Other reports have said GSK employees are under investigation by Chinese authorities for "economic crimes," but it is not clear whether that probe is focused on the same allegations made by the whistleblower. According to Bloomberg, a top Glaxo financial exec in Shanghai and some GSK employees in Beijing have been "detained" as part of the probe. Steel said GSK will cooperate with authorities in that probe but that it is unclear "what the precise nature of the investigation is."

China is known as a place where doctors often supplement meager salaries with gratuities from drugmakers, a practice the government has tried to rein in. Drugmakers are putting more resources into emerging markets but often find that healthcare officials expect some kind of incentive for prescribing specific drugs.

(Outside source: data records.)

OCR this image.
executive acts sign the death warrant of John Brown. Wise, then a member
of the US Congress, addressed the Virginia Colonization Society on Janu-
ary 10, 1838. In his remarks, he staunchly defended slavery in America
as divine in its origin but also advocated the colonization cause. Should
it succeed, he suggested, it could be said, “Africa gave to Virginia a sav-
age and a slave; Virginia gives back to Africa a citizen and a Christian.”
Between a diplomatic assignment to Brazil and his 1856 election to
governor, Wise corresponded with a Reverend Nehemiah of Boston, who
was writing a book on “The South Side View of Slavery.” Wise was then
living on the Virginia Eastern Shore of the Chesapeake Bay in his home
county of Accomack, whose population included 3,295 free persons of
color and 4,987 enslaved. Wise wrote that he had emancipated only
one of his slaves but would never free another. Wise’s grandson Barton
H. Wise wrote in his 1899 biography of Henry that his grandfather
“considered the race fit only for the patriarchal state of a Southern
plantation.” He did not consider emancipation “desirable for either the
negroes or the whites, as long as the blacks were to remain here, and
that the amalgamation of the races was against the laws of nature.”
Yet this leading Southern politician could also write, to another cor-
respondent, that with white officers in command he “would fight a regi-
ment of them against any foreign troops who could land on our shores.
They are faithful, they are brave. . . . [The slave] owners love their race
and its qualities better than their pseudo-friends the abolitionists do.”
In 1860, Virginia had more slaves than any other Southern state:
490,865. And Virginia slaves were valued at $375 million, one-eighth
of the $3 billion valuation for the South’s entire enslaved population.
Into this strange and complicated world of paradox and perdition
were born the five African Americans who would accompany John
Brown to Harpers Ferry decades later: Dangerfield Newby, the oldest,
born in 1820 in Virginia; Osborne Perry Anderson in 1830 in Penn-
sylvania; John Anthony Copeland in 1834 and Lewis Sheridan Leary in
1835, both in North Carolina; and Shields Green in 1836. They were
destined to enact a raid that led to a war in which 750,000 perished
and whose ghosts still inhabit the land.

But countries like the U.S. won't tolerate bribing foreign officials because it perpetuates corruption in those countries, and so drugmakers sometimes find themselves the targets of investigations for any practices that look suspicious. Pfizer ($PFE) and Johnson & Johnson ($JNJ) have settled charges for doing that. AstraZeneca ($AZN), Sanofi and ($SNY) Actavis ($ACT) last year were indicted for allegedly paying bribes in Serbia.

Any fines that China might impose, if it decides GSK has done anything wrong, are not likely to be large enough to matter to its financial picture, Kepler Cheuvreux analyst Fabian Wenner told Bloomberg. "To have an impact on the share price, you'd have to speak about several hundred million dollars or pounds in fines, and I doubt that that will be the case," he said.